Source (his blog): The “Rejection Response” Poem
I do not edit my writing because I view writing as a spontaneous, organic art. Editors get paid to edit. Emotion drives art, and certainly competence is valuable in and of itself in any area, so I would have to describe to you how I learned to write in a comprehensible way in order to explain how I can write without editing, which I am currently unable to do (I may in the future, but this goes back to the synchronization of my pieces) to explain why I’m confident enough to even undertake the writing if I am going to avoid editing in the process.
In other words, if you were to ask me how I’m confident enough to write competently without editing, I would have to go back into my history when I first began to write, which I am currently unable to do.
As a writer, you have to concentrate. And I mean, really concentrate. At least, if you want to be good at writing. And I am terrible at concentrating. In some ways, I think that my sporadic, inattentive mind is a big reason why I’m as creative as I am. But it’s also why I’m so careless. And I make mistakes. Quite frequently. I don’t like to go back and reread what I wrote because it’s almost as if there’s a different neural pathway that is developed in my mind from when I initially create to when I edit. When I initially create (and I try to plan in my head before I begin the creation, although many times, the time from idea to creation is almost instant), I feel very excited and happy. But going back and looking at my creation makes me sad. The excitement is gone. It could be said that when one edits, one is still “creating”, but it just doesn’t feel that way to me. It feels like I’m creating a completely different piece: one that isn’t “exciting”. It feels mundane and dull. Historically, I have been dissatisfied with my own editing because I have found that my ideas change from initial creation to edit. And I, most of the time, enjoy my initial ideas better. So, I have to go back and make changes, but it’s hard for me to “remember” that intial, creative spark. So, I become frustrated, thinking that my best writing was my first writing.
I realize that to most writers (and especially to most readers), this may seem crazy. But it’s true. I try not to write something until I have something formed in my head, and then I want to spontaneously capture that on paper. To me, the writing process is not a time to “develop”. That all occurs in my head. Writing is a time to capture; it’s not a time to create new ideas, but to dictate the old ones. To me, a good idea stews and stews and stews in your head long enough until it’s good, and when it’s good, it’s simply a matter of finding the time, energy, and ambition to write it. As I’ve said, it’s not that I don’t develop spontaneous ideas as I write. But I don’t like them to develop as I edit. It changes things far too much for my taste. I’m content with giving my works to an editor to look for simple grammatical mistakes, while putting back in all of the flavorful sentences that the editor initially wanted to tweak.

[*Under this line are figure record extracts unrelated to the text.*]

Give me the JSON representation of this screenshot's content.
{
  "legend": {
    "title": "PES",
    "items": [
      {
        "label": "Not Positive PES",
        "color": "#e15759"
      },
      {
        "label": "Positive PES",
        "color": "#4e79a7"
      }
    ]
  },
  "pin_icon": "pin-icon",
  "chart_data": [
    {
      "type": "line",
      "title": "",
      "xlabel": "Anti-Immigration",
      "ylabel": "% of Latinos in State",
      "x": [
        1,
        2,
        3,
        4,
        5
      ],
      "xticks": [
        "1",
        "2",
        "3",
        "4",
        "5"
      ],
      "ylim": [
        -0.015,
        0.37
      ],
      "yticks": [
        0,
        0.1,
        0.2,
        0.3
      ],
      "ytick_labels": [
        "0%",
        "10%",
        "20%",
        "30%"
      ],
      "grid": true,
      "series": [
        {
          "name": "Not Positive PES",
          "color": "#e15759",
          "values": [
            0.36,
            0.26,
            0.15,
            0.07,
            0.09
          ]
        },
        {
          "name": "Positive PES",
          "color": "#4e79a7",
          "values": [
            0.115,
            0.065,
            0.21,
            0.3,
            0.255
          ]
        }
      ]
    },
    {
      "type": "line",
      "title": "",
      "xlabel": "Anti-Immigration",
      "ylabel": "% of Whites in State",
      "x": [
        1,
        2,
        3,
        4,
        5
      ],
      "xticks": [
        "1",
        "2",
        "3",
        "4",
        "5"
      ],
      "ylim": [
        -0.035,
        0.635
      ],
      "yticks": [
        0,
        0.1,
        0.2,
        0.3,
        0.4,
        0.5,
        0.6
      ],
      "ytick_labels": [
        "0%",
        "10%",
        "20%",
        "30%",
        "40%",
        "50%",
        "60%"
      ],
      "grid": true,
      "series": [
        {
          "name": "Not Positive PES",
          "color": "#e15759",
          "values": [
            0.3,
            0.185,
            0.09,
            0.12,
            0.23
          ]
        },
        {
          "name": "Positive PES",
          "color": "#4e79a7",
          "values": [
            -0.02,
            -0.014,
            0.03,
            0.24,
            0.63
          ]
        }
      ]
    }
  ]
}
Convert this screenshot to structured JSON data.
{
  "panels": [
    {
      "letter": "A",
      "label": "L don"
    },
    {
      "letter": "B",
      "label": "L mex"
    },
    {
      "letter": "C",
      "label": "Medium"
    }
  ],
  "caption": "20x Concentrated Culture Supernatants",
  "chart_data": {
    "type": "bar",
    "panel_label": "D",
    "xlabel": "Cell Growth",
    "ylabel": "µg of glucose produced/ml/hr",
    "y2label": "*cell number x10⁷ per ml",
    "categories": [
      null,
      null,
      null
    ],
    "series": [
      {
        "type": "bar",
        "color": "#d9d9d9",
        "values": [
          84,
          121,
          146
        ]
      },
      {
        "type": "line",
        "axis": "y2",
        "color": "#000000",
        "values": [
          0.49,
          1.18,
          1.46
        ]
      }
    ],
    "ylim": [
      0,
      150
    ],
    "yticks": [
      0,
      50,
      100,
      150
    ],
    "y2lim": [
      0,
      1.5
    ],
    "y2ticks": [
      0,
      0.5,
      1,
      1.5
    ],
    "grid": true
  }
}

I do not understand people that edit their works. I can understand clearing up grammatical errors, but I don’t share that feeling they have when changes in the direction of the piece occur. Maybe it makes me a bad writer (it probably does), but I don’t want to edit. I want to mentally stew, then physically spew.
I envy people who carefully take the time and effort to edit. Many of their works are wonderful. But my writing just did not develop that way over time, and honestly, I want to try this out. To experiment.
Maybe that’ll make my writing shitty, but I’m ok with creating shitty things as long as I get some happiness from them.
I understand that there’s something to be said about the ease with which readers can understand your words, but I derive an aesthetic pleasure from my works (in all of the various forms of media which I choose to express myself) much like an abstract painter enjoys his painting which no one else can understand.
For how can I make a living if I don’t care what other people think about my work? Or, if even, indeed I purposefully try to make people hate my work for my own amusement? Or to make a point? How can you “make a living” by pissing people off? Or grossing them out?
That’s the experiment that I wish to create.
Anyway, there’s my incoherent piece about editing.
With a comedic ending (of course).
Video editing, however, is a completely different story. I view video editing as “story” telling (mainly, stupidly comedic). Plus, with video, long, boring, unartistic and uncreative clips (from me, the creator’s) point of view really are boring.
…but I don’t want to apply this sagacity to writing.